Over the last few weeks since the release of BGBC, I have been interviewed many times. Of all the questions that I have been asked so far, there is only one that every interviewer has asked. It is this: if the church hurt you so badly and was so destructive in your life, then why on earth did you stay with Christianity - why didn't you get the hell out of there as fast as you could like other gay people did?
The one dominant emotion in each of the interviewers was incredulity. They simply could not believe that after everything I had endured at the hands of the church and good Christian folk that I chose to stay with a faith that was ostensibly so homophobic, so hostile to my natural self, so aggressive in its repudiation of my personhood.
So all these years after the fact, what do I think of this?
Well for a start, I think incredulity is probably the most logical feeling to experience. It really is hard to believe why I stayed, if not in the institutional church, then with the Christian faith. And I am not the only one who has experienced this. Lots of gay Christians get asked all the time why they continue to bother with the whole thing, given the church is so resistant to change and enlightenment.
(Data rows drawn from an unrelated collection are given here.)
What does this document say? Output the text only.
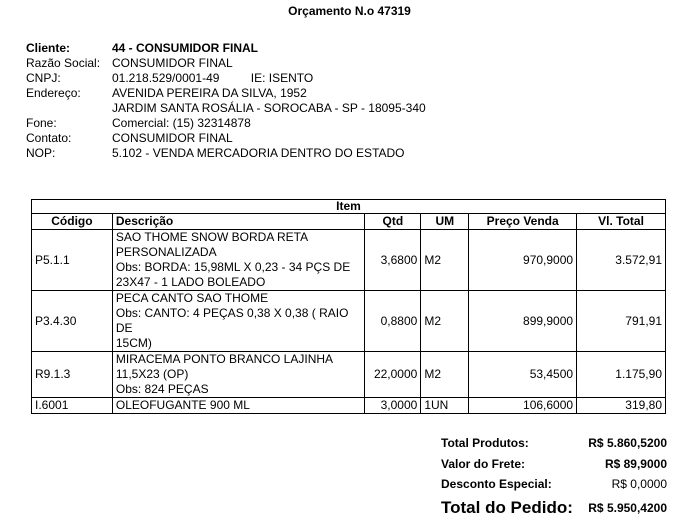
Orçamento N.o 47319
Cliente:	44 - CONSUMIDOR FINAL
Razão Social:	CONSUMIDOR FINAL
CNPJ:	01.218.529/0001-49 IE: ISENTO
Endereço:	AVENIDA PEREIRA DA SILVA, 1952
	JARDIM SANTA ROSÁLIA - SOROCABA - SP - 18095-340
Fone:	Comercial: (15) 32314878
Contato:	CONSUMIDOR FINAL
NOP:	5.102 - VENDA MERCADORIA DENTRO DO ESTADO
Item					
Código	Descrição	Qtd	UM	Preço Venda	Vl. Total
P5.1.1	SAO THOME SNOW BORDA RETA
PERSONALIZADA
Obs: BORDA: 15,98ML X 0,23 - 34 PÇS DE
23X47 - 1 LADO BOLEADO	3,6800	M2	970,9000	3.572,91
P3.4.30	PECA CANTO SAO THOME
Obs: CANTO: 4 PEÇAS 0,38 X 0,38 ( RAIO DE
15CM)	0,8800	M2	899,9000	791,91
R9.1.3	MIRACEMA PONTO BRANCO LAJINHA
11,5X23 (OP)
Obs: 824 PEÇAS	22,0000	M2	53,4500	1.175,90
I.6001	OLEOFUGANTE 900 ML	3,0000	1UN	106,6000	319,80
Total Produtos:	R$ 5.860,5200
Valor do Frete:	R$ 89,9000
Desconto Especial:	R$ 0,0000
Total do Pedido:	R$ 5.950,4200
Here is my answer as I see things at the moment. Part of this can be found in the final chapter of the book and part of this is new for the BGBC Blog.
The thing is, when one has a deep faith as I had, it is not the easiest thing in the world to just abandon it. This is because our faith is birthed and rooted in the person of God, not in the institutional church. While the church hurt me, and it certainly did, I cannot blame God for that.
You will recall from BGBC if you have read it that I felt I needed to put God on the shelf in order for me to get some answers. I had to be broken in order to finally be honest with myself. I do not say that everyone has to experience this brokenness, only that I had to. It was when I reached that point where I could no longer go on and that nothing made sense any more, that I finally began my upward journey to truth and peace. It was that honesty that lead me to seek help from a Psychologist who gently and carefully took me through everything that I needed to talk about - sex, tenderness, desire, companionship, self-love, self-acceptance, healing.
And to achieve this resolution, I felt I needed to do it outside the church - outside its worldview, outside its terminology of sin and salvation, outside of its teachings on human sexuality. The lovely thing that I have realised for a long time now though is that even though I thought I had put God on the shelf for those years, nothing could have been further from the truth. Instead of me putting Him aside, I was actually held firmly by grace. This is the definition of grace I love the best - to be taken hold of by the Divine Presence, to be grasped by God. We so often think it is our grasping of God that makes the life of faith work. It is not this at all; it is the reverse in fact. It is being grasped by God. During those years in the wilderness for me, I was held by the Divine Love at every moment, every point, every tear.
And so, to abandon the God I had loved my whole life proved impossible for me. So grasped was I by God as a young man that I could not do it, though the church repudiate me, though Christian friends reject me, though they all think I am in error, or backslidden or in heresy. In the end, it was not they who had to live my life, with or without God, but me. I had to choose to live my life authentically as my true self. And where there is truth, there is ultimate reality, there is God.
At the end of that long dark tunnel I found God not only out in the light but I eventually realised that He had been with me under the mountain undergirding my life and trajectory all along, always to freedom, always to peace, always to relationship, always in love. So while incredulity is truly the logal thing to feel at such man-made destruction, the love of God goes beyond logic to the depths of being, the depths of identity.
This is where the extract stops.